German electronics manufacturer Semikron has reported that they were hit by a ransomware attack. The LV ransomware group has claimed responsibility for this attack, and is threatening to leak 2 TB worth of stolen data if their ransom demands are not met.
The ALPHV/BlackCat ransomware gang claims to have stolen more than 150 GB of data from Creos Luxembourg S.A., a company which manages natural gas pipelines and electrical networks in the Grand Duchy of Luxembourg. The alleged stolen data consists of 180,000 files, including contracts, agreements, passports, bills and emails.
Researchers have observed a new post-exploitation attack framework in the wild. Manjusaka, as it's called, can be deployed as an alternative to the popular Cobalt Strike toolset — or parallel to it for redundancy.
Security researchers have discovered that QBot malware is now using the legitimate Windows Calculator app for DLL side-loading attacks. The method continues to be used in current malspam campaigns.
A new version of MLNK Builder, a link generation tool popular among cybercriminals, has emerged on the dark web.
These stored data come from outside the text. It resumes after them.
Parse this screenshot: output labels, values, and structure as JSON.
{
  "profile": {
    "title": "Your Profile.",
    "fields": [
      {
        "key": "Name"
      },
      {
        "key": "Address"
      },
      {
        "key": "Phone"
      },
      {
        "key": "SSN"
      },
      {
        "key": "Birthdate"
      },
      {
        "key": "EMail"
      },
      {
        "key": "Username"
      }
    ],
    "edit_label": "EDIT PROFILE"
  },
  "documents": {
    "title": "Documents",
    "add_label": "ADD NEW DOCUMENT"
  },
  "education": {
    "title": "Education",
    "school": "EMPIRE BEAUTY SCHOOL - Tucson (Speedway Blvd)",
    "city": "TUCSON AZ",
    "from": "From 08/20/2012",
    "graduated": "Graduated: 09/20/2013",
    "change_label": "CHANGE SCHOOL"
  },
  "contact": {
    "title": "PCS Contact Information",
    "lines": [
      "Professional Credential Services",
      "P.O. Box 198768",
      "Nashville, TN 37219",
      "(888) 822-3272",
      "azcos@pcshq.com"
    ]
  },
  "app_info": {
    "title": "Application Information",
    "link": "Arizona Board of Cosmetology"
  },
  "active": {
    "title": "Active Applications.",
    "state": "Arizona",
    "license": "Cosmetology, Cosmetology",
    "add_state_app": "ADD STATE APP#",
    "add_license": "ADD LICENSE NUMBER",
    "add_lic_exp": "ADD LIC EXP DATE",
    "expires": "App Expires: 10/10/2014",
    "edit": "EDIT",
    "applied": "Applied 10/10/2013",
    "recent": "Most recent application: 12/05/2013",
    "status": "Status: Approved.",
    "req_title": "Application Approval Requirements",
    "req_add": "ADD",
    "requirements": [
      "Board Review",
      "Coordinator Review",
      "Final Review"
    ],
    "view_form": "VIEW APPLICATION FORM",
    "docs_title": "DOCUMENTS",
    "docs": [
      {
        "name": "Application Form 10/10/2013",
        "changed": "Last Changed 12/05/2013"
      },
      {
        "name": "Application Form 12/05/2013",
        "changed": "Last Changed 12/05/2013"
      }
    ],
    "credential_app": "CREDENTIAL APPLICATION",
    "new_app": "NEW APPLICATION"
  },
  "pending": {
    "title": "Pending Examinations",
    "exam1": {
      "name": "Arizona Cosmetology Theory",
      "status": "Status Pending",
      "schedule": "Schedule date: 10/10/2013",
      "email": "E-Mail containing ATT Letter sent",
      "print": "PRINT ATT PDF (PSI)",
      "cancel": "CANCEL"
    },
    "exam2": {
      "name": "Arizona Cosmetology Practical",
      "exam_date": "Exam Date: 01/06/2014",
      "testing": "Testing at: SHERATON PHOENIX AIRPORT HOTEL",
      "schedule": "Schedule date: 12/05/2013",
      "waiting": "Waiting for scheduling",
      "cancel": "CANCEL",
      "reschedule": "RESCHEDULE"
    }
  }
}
The updated feature set focuses on antivirus evasion and masquerading techniques, using icons of popular legitimate applications and file formats.
Symbiote is a new Linux malware that steals users’ data and provides a backdoor to threat actors. It was discovered in June, 2022 and is characterized as a very stealthy malware. It uses a lot of evasion techniques, such as hooking functions, capturing TCP traffic and hiding its own files. It collects users' data and exfiltrates it on DNS servers.
The Knauf Group, a German-based multinational producer of construction materials, has announced that it's been the target of a cyberattack. The incident took place on the night of June 29, forcing its global IT team to shut down email systems, although communications were still possible via mobile devices and Microsoft Teams.
The Japanese video game giant Bandai Namco, known for publishing franchises like Elden Ring, Pac-Man and Tekken, has been hit by BlackCat/AlphV ransomware.
Google has released updates for its popular Chrome browser to remediate several vulnerabilities, including a high-severity vulnerability that has already been exploited in the wild. This marks the fourth zero-day vulnerability that had to be patched in Chrome this year.
On March 16, 2022, security specialists identified a new version of BlackCat ransomware (so named because the software displays a black cat on the victim’s payment site). These experts also noted that some previous YARA rules no longer match, which will make it difficult to find malicious files.
An unpatched remote code execution vulnerability in the Microsoft Windows Support Diagnostic Tool (MSDT), which is being tracked as CVE-2022-30192, is being exploited in phishing campaigns that are targeting U.S. and European government organizations.